The view that gave birth to the
Freedom to Farm legislation that was recently signed by President
Clinton, is that if the U.S. and all other countries that produce
and export farm commodities would discontinue all market-altering
practices (subsidies), the force of comparative advantage would work
to establish the niche for each exporter and send the signals that
propel each producer to find his place in the grand scheme and that
every producer, free of government interference, would comply to
the will of the market and use the elements of production that he
controls to produce the commodity for which he has the comparative
advantage.
The positive premise that market
forces will solve all the problems and equitably distribute rewards
is questionable and the oft repeated condemnation of all farm programs
is completely unjustified.
The New Deal farm programs of the
thirties worked well. Their goal was to promote stability on the
farm. Because of the great depression, American industry and American
financial institutions were nearly destroyed. The influx of workers
from rural America to the industrial centers had exacerbated a terrible
economic calamity in which the rate of unemployment was far worse
than at any time since the beginning of the revolution. Allowing
farm foreclosures to continue at such unprecedented rates would have
toppled all the banks and increased the unemployment numbers so drastically
that the solution to that problem might have been delayed by many
costly and wasteful years. It might have destroyed our American capitalistic
system!
It was fortunate that in the early
days of the Franklin D. Roosevelt's presidency, the Farm Security
Administration was born. It acquired millions of dollars of bad commercial
loans and allowed farmers to stay on the land. Unemployment wasn't
immediately solved nor was farming suddenly made profitable but a
terrible situation was stabilized and thousands of banks were saved.
The substantial loss that was anticipated
for the FSA never happened because other programs were instituted
which improved economic conditions on the farm.
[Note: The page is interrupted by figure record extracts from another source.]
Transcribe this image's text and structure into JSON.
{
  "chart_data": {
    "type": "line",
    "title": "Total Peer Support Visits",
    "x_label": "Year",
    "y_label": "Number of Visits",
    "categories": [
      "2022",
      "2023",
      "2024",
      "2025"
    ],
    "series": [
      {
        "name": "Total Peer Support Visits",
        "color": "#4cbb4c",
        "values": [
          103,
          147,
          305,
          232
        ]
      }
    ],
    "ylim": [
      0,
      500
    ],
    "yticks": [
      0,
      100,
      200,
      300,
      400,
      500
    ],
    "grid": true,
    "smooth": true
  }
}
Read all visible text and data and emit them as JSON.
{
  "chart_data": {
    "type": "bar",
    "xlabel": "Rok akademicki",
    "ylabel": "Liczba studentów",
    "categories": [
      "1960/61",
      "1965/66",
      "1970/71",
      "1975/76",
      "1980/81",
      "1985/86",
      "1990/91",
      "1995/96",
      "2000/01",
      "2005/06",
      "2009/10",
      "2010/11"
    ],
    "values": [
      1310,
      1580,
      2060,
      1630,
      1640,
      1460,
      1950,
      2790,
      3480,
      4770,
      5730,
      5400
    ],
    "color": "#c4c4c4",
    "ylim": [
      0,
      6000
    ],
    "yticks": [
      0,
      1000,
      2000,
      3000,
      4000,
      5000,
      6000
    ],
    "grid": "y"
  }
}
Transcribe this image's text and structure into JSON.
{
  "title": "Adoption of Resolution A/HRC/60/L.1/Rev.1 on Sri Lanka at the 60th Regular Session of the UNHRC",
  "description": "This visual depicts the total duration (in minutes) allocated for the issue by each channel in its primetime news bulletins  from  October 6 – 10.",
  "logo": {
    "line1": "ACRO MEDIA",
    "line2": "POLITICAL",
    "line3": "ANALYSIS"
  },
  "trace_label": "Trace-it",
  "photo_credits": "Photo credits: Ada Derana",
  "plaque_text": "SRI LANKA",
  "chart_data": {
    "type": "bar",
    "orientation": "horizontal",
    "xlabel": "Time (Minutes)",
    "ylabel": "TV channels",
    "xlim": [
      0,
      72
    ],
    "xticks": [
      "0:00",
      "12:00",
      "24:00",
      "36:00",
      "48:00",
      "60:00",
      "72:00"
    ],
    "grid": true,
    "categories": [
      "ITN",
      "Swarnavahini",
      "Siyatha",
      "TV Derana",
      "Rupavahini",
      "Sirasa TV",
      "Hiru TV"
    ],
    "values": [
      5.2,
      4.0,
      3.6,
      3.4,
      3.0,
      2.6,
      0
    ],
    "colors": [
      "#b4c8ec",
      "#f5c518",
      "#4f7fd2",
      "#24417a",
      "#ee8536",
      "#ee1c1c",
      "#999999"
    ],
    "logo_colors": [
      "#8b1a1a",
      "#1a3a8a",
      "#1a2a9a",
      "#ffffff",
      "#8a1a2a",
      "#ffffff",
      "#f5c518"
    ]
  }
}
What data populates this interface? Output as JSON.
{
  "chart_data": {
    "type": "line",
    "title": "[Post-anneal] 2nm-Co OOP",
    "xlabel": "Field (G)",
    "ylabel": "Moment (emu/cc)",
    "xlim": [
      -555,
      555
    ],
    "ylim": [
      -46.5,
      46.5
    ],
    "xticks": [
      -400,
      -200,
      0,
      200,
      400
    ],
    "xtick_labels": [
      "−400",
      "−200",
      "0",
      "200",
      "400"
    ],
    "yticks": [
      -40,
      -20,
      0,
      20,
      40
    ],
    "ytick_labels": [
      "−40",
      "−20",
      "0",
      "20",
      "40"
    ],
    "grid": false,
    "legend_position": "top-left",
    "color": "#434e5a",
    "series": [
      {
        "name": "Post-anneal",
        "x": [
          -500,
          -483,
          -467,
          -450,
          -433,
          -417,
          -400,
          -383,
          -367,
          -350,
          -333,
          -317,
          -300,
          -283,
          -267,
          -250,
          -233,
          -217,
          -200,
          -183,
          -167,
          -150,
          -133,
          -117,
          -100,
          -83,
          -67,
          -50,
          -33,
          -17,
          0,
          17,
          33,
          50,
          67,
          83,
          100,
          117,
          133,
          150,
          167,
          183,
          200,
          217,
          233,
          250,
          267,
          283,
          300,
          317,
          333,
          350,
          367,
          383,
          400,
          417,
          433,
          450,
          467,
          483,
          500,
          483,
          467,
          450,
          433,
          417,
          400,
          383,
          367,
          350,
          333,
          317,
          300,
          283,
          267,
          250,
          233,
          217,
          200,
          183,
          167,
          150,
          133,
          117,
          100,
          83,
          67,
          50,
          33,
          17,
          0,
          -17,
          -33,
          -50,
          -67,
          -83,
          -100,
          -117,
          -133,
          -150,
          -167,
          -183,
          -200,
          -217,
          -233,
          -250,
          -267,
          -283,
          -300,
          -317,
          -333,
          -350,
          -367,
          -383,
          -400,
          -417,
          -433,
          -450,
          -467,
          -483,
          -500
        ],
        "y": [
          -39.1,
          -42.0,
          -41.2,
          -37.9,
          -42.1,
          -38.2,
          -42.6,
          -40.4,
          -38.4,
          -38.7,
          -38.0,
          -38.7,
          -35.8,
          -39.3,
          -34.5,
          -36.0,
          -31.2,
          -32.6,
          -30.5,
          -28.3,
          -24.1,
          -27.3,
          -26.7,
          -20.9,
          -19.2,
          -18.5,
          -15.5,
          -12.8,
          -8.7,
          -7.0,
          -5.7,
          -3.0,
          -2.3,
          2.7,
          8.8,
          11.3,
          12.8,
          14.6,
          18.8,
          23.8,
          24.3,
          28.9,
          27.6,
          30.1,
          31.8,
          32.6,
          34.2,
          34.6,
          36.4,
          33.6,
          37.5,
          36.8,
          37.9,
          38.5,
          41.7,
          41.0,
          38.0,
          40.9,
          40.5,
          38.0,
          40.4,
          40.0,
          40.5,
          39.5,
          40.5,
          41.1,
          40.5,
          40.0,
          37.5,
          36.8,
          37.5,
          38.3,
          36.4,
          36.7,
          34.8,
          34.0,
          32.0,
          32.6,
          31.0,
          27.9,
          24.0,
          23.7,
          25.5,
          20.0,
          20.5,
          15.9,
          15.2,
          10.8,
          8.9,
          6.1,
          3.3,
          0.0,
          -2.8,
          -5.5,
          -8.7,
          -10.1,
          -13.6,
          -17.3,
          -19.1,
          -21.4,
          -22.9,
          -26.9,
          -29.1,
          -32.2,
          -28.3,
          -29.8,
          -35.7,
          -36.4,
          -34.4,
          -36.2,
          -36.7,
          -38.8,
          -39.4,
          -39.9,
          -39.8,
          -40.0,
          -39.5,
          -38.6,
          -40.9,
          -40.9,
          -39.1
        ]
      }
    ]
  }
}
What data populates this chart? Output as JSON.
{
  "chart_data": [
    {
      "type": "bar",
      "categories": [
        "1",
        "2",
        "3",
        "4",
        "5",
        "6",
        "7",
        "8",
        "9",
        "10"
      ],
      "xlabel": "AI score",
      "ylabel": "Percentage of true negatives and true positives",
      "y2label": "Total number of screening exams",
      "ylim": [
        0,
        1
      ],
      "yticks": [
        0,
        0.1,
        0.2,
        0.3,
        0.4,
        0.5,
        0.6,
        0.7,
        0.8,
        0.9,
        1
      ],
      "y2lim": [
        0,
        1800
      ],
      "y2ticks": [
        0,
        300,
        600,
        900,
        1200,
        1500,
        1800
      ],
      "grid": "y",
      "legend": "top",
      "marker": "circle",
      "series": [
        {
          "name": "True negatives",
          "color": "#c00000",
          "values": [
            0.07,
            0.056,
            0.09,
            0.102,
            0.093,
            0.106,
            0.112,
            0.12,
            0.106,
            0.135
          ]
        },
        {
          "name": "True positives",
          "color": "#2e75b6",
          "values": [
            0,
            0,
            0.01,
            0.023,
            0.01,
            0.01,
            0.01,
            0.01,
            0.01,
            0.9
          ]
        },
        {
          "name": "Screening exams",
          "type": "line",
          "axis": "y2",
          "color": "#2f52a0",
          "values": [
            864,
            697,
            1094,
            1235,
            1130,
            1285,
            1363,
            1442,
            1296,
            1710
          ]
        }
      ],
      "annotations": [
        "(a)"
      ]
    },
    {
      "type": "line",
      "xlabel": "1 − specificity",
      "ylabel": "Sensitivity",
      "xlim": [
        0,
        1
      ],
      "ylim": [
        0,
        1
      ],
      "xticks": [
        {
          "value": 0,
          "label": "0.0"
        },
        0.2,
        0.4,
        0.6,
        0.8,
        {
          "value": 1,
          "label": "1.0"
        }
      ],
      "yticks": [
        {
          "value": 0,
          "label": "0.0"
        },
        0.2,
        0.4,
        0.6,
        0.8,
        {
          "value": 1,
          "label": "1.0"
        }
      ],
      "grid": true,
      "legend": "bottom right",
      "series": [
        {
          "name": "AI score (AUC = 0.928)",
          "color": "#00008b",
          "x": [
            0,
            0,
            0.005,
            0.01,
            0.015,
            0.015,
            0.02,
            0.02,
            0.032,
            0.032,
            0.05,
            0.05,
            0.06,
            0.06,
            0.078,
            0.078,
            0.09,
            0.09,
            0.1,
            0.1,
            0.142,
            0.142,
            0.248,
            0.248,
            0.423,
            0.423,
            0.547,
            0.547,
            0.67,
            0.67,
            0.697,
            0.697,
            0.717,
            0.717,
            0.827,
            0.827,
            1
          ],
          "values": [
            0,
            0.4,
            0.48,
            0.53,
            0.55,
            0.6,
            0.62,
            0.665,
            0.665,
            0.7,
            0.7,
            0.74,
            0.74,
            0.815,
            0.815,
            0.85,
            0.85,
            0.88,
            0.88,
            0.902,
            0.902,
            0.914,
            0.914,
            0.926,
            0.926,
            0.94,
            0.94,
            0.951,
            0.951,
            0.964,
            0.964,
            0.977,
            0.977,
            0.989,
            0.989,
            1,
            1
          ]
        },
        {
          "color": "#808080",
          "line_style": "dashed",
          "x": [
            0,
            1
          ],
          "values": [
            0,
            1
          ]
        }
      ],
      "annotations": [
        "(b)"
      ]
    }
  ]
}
Among them was the
price support program which promoted orderly marketing of the most
commercially important commodities; corn, wheat, cotton, rice, and
others, including tobacco. Mistakes were made; for example we now
know that one of the serious ones was the inclusion of a tobacco
program, but this approach succeeded and the taxpayers' investment
in it was rewarded by the return of invested capital, but more importantly,
by the return of overall economic stability.
Subsequent farm programs have been
based loosely on the economic verities that proved useful in the
thirties but they, unfortunately retained most of the errors from
the early legislation and compounded those errors by accepting other
follies. For the last thirty, we have managed to include enough of
the ludicrous to make the whole pie look and taste like a cow pie.
There's little doubt that from
among the solutions we might have chosen, the one we have settled
on in the Freedom to Farm act is probably the worst.